Oleh karena itu dapat dimengerti ketakutan Jokowi-JK bila permintaan Prabowo-Hatta untuk mengulang pilpres di 52.000 TPS di seluruh Indonesia dikabulkan KPU atau Mahkamah Konstitusi sementara semua trik licik mereka sudah ketahuan sehingga sulit diulangi kembali. Dengan asumsi Jokowi-JK melakukan mark up atau penggelembungan hingga 200 suara per TPS sesuai rata-rata penurunan suara di Jakarta, maka suara Jokowi-JK akan turun sebesar 10.400.000 setelah pencoblosan ulang sementara margin suara Prabowo-Hatta dan Jokowi-JK berbeda sekitar 8.500.000 maka sudah dipastikan bahwa pasangan pemenang pilpres setelah pencoblosan ulang adalah Prabowo-Hatta.
Yang lebih penting lagi, penurunan suara Jokowi-JK sebesar 10.400.000 bila pilpres diulangi pada 52.000 TPS bermasalah sangat konsisten dengan mark-up DPT oleh KPU sebanyak 11.879.744 suara dan semua suara ilegal ini masuk ke kubu Jokowi-JK dan disahkan oleh KPU yang ketuanya adalah suami dari adik ipar JK dan tertangkap basah bertemu timses Jokowi-JK di sebuah hotel (http://m.kompasiana.com/post/read/676171/1/menuju-pertempuran-akhir-prabowo-vs-csis-feat-jokowi.html).
Demi menjaga kedaulatan rakyat maka tidak ada alasan untuk tidak mengulang pilpres terutama di 52.000 TPS bermasalah.
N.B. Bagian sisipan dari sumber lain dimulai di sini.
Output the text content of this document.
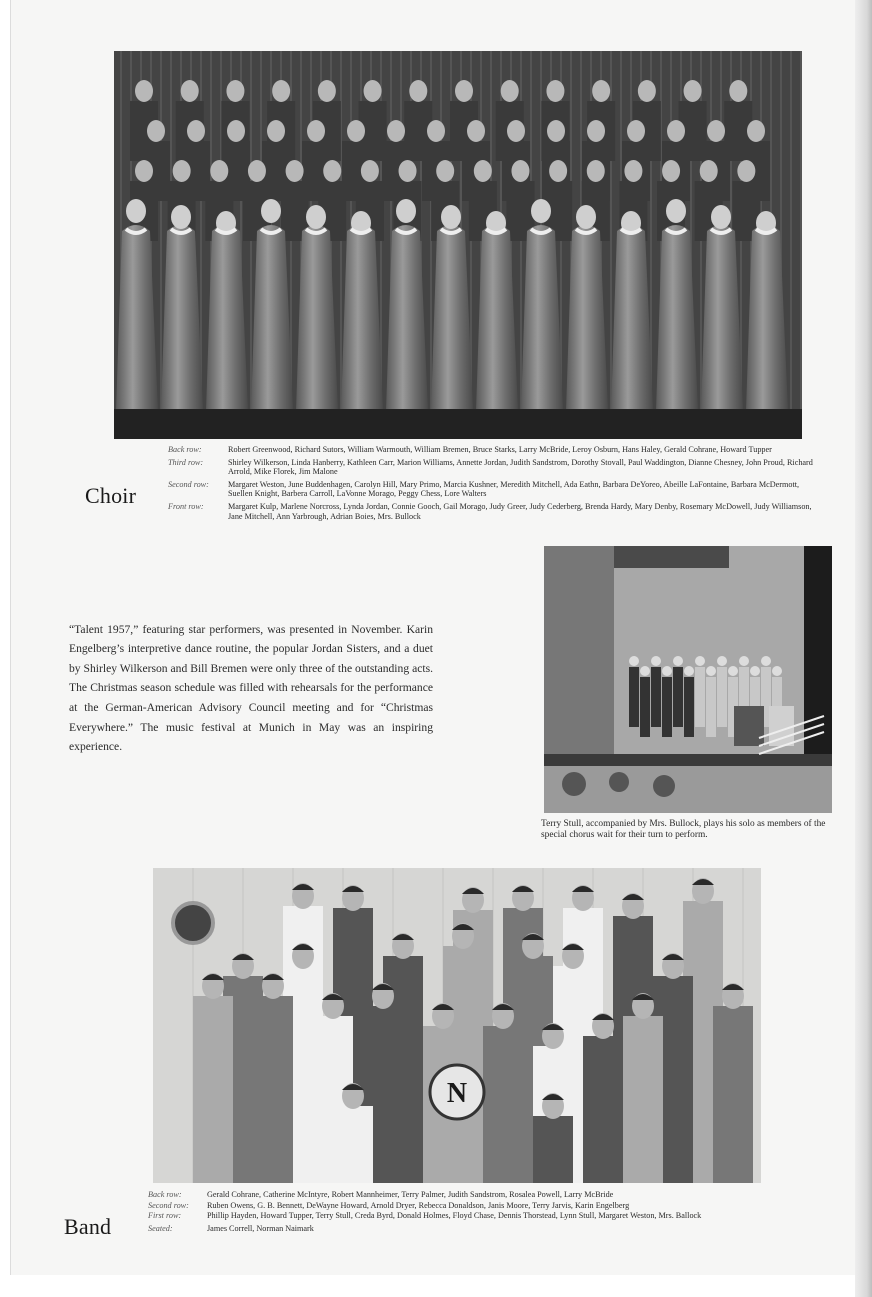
Choir
Back row:	Robert Greenwood, Richard Sutors, William Warmouth, William Bremen, Bruce Starks, Larry McBride, Leroy Osburn, Hans Haley, Gerald Cohrane, Howard Tupper
Third row:	Shirley Wilkerson, Linda Hanberry, Kathleen Carr, Marion Williams, Annette Jordan, Judith Sandstrom, Dorothy Stovall, Paul Waddington, Dianne Chesney, John Proud, Richard Arrold, Mike Florek, Jim Malone
Second row:	Margaret Weston, June Buddenhagen, Carolyn Hill, Mary Primo, Marcia Kushner, Meredith Mitchell, Ada Eathn, Barbara DeYoreo, Abeille LaFontaine, Barbara McDermott, Suellen Knight, Barbera Carroll, LaVonne Morago, Peggy Chess, Lore Walters
Front row:	Margaret Kulp, Marlene Norcross, Lynda Jordan, Connie Gooch, Gail Morago, Judy Greer, Judy Cederberg, Brenda Hardy, Mary Denby, Rosemary McDowell, Judy Williamson, Jane Mitchell, Ann Yarbrough, Adrian Boies, Mrs. Bullock

“Talent 1957,” featuring star performers, was presented in November. Karin Engelberg’s interpretive dance routine, the popular Jordan Sisters, and a duet by Shirley Wilkerson and Bill Bremen were only three of the outstanding acts. The Christmas season schedule was filled with rehearsals for the performance at the German-American Advisory Council meeting and for “Christmas Everywhere.” The music festival at Munich in May was an inspiring experience.

Terry Stull, accompanied by Mrs. Bullock, plays his solo as members of the special chorus wait for their turn to perform.
N
Band
Back row:	Gerald Cohrane, Catherine McIntyre, Robert Mannheimer, Terry Palmer, Judith Sandstrom, Rosalea Powell, Larry McBride
Second row:	Ruben Owens, G. B. Bennett, DeWayne Howard, Arnold Dryer, Rebecca Donaldson, Janis Moore, Terry Jarvis, Karin Engelberg
First row:	Phillip Hayden, Howard Tupper, Terry Stull, Creda Byrd, Donald Holmes, Floyd Chase, Dennis Thorstead, Lynn Stull, Margaret Weston, Mrs. Ballock
Seated:	James Correll, Norman Naimark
Pencoblosan memang mahal tapi siapa bilang suara rakyat itu murah? Bila mau pilpres murah maka lebih baik kita kembalikan mekanisme pemilihan presiden ke MPR-RI saja, sedangkan pemilu adalah untuk memilih anggota MPR/DPR.
Berdasarkan semua perhitungan di atas maka kita bisa mengatakan bahwa pernyataan Umar Abduh selama 18 menit di Youtube bahwa menurut data yang dia pegang seharusnya Prabowo-Hatta adalah pemenang pilpres dengan raihan suara 54% adalah benar (lihat http://www.youtube.com/watch?v=x8WoJBklpVE). Tidak heran bila Jokowi-JK takut bila pilpres diulang sebab sudah jelas bahwa mereka pasti kalah bila pilpres berjalan tanpa kecurangan.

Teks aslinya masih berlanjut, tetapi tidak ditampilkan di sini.